Türk siyasi tarihine şöyle bir göz attığınızda bunun sayısız örneğine şahid olursunuz. Milletin yetki tevdi ettiği, emaneti teslim ettiği ancak bunun hakkını veremeyen nice bakanın, başbakanın, belediye başkanının siyaset sahnesinin tozlu raflarında unutulup gittiğini görürsünüz. Aynı şekilde şehrine, ilçesine ve ülkesine kazandırdığı hizmetlerle milletin gönlüne taht kurmuş sayısız siyasetçimiz devlet adamımız var. Bu gerçekler ışığında biz de kendimizi sürekli hesaba çekiyor her gece bugün ülkemiz, milletimiz ve insanlık için ne yaptık sorusunu kendimize soruyoruz. Geride hayırla, şükranla yad edilecek bir miras bırakmayı arzu ediyoruz. Siyasetin inişli-çıkışlı yolculuğunda bugüne kadar pek çok zorlukla, engelle, haksızlık ve hukuksuzlukla karşılaştık. Vesayetin gölgesinin ülkemizin üzerine karabasan misali çöktüğü 1990'lar Türkiye'sinde büyükşehir belediye başkanlığı yapmış bir kardeşiniz, bir siyasetçi olarak zorluklar karşısında yılmadım. Yılgınlığa asla kapılmadım. Millete hizmet sevdamızla aramıza kimsenin girmesine müsaade etmedik. Her zaman söylüyorum, biz laf üstüne laf koyanlardan değil, taş üstüne taş koyanlardan olmanın peşindeyiz.

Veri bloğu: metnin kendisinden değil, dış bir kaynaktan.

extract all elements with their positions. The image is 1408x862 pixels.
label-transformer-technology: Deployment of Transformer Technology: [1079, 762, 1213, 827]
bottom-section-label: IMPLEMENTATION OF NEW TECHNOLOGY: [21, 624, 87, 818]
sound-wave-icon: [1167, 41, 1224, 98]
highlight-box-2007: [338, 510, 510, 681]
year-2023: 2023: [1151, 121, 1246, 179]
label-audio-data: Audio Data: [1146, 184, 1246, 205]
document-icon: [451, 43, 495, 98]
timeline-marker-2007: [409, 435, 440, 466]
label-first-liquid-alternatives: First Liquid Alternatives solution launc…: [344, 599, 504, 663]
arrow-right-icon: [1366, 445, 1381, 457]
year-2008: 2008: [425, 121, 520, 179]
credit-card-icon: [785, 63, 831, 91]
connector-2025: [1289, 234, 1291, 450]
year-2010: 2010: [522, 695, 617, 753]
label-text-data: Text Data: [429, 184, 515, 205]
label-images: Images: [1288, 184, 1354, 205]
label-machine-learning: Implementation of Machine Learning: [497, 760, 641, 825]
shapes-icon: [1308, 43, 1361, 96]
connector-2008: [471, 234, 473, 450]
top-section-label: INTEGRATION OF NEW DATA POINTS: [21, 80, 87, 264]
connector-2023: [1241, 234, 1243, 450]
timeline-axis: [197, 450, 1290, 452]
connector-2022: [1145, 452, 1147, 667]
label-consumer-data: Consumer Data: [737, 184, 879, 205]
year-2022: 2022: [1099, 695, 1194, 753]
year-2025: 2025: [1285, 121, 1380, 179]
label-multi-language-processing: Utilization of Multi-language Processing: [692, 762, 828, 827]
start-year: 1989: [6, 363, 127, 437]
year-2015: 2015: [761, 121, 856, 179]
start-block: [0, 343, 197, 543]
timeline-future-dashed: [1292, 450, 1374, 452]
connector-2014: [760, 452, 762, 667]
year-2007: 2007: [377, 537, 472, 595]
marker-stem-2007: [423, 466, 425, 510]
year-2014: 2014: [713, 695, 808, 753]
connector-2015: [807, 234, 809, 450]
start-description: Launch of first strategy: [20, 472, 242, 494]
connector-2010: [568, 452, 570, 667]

Vatandaşımızın şöyle içtenlikle söylediği Allah ondan razı olsun duasını her türlü siyasi ve dünyevi hesabın üzerinde görüyoruz. Bizim anlayışımızda ülkesine ve insanına gerçekten hizmet götürmek isteyen ya bir yol bulur ya bir yol açar. Ama yolda kalanlardan kesinlikle olmaz. Elbette her kul gibi bizim de eksiğimiz, kusurumuz, hatamız olabilir. Tüm samimi gayretlerimizle tüm çabalarımıza, tüm emeklerimize rağmen gerçekleştiremediğimiz hususlar çıkabiliyor. Ama şartlar ne olursa olsun önümüze hangi engeller çıkarsa çıksın ülkeye ve millete hizmet mücadelesinden asla vazgeçmiyoruz.

Zorluklara aldırmadan, sorunları gözümüzde büyütmeden, bahane arama kolaycılığına kaçmadan Türkiye Yüzyılı hedefimiz doğrultusunda sabırla yürümeyi sürdürüyoruz. Burada bir kez daha altını çizerek şu hususu ifade etmek isterim; Bizim nazarımızda 85 milyon vatandaşımızın tamamı oy tercihlerinden bağımsız olarak eşit şekilde hizmete ve hürmete layıktır. İktidarlarımızın 21 yılı aşkın döneminin hiçbir safhasında belediyelerimizi siyasi rengine göre ayırmadık. Kampanya dönemi boyunca yaptıklarımızı anlattık, projelerimizi paylaştık, muhalefet ile ilgili eleştirilerimizi açık yüreklilikle dile getirdik. Seçimin bittiği gün sandıktan çıkan iradeye saygı gösterip kaldığımız yerden hizmetlerimize devam ettik. Bu durum İstanbul için de geçerlidir. Şayet İstanbul bugün mevcut durumundan çok daha kötüye gitmemişse bunun en büyük sebebi bizim elimizi taşın altına koymamızdır.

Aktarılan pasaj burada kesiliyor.